Effect: Apartment dwellers are forced to buy copious amounts of bonsai trees

Option 5: Then a totally naked guy comes strutting into your office and stands directly in front of you without shame. Luckily there is a framed photo of your parents on your desk that is located perfectly to avoid any offending sight. ''Naked Day, a day when every citizen can be as free as Mother Nature intended. A day when people can walk around without shame, without comments or harassment from others. It will be a great chance to educate every one on the benefits of nudism, even the prudes will come round to the idea, eventually.''

Effect: Escalators are avoided at all costs

Option 6: @@RANDOMNAME@@, the No. 1 undertaker in @@NAME@@ has the final say. ''I haven't had a day off since September 12th, 1968. Worked every day since then. I don't need a day off, and all these work-shy lay-abouts shouldn't have one either. @@LEADER@@, we don't need another public holiday, in fact, we don't need any public holidays. Get rid of them all, it will be good for the economy.''

Effect: Sickies are on the rise

PostPosted: Mon Jun 26, 2017 4:46 am
by Candlewhisper Archive
Looks good. As we're assuming high approval in the narrative, a validity check on cheerfulness would likely make sense.

Also, many of these options need additional individual narrative checks, but we can sort that when/if we come to edit.

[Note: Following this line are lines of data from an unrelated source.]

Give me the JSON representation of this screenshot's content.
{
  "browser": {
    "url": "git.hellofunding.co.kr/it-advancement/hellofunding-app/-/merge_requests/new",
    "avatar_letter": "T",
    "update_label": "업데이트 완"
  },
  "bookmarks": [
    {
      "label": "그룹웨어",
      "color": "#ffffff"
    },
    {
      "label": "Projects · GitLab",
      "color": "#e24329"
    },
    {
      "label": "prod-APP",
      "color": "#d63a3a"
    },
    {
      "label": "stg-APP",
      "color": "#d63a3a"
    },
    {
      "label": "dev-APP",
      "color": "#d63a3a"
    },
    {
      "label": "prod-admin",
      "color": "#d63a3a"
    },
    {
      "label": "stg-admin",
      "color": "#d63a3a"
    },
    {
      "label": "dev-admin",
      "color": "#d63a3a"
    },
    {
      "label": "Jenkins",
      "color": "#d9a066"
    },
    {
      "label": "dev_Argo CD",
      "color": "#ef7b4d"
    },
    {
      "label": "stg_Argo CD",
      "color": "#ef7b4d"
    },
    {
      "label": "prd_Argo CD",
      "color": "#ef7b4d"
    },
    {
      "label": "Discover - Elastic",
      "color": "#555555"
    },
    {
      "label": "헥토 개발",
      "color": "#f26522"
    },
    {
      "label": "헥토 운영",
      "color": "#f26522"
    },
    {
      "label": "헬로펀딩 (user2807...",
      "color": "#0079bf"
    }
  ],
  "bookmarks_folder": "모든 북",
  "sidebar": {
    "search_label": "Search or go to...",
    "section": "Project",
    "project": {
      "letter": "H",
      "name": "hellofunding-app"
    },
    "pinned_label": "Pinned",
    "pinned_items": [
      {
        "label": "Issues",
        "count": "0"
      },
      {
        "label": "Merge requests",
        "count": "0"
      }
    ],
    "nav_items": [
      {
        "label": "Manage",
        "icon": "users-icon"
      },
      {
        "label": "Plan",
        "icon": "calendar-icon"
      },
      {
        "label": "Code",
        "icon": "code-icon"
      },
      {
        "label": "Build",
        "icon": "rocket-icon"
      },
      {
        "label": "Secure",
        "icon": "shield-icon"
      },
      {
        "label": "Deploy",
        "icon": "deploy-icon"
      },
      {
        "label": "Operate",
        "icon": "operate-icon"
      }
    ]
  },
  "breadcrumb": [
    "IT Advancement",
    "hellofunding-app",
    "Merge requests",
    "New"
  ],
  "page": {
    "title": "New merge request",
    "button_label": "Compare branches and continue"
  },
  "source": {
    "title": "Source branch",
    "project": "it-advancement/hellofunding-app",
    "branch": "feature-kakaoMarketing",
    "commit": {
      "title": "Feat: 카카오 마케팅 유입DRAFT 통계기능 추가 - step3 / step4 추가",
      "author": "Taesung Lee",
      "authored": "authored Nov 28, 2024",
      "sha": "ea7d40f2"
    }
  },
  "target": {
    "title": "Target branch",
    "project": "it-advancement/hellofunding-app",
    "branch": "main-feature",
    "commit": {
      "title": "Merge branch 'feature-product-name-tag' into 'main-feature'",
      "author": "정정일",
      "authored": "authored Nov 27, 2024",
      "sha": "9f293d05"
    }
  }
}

Good progress on this, issue is solid.

PostPosted: Mon Jun 26, 2017 6:55 am
by Baggieland
'Only valid for nations with a high cheerfulness rating'. Do you mean like that?

PostPosted: Mon Jun 26, 2017 7:00 am
by Candlewhisper Archive
Sure that'd work.

Submissions are all processed by human folk not computers, so as long as you transmit your meaning, we'll be able to parse it.

PostPosted: Tue Jun 27, 2017 1:07 am
by Baggieland
Anything else needs changing before submitting it?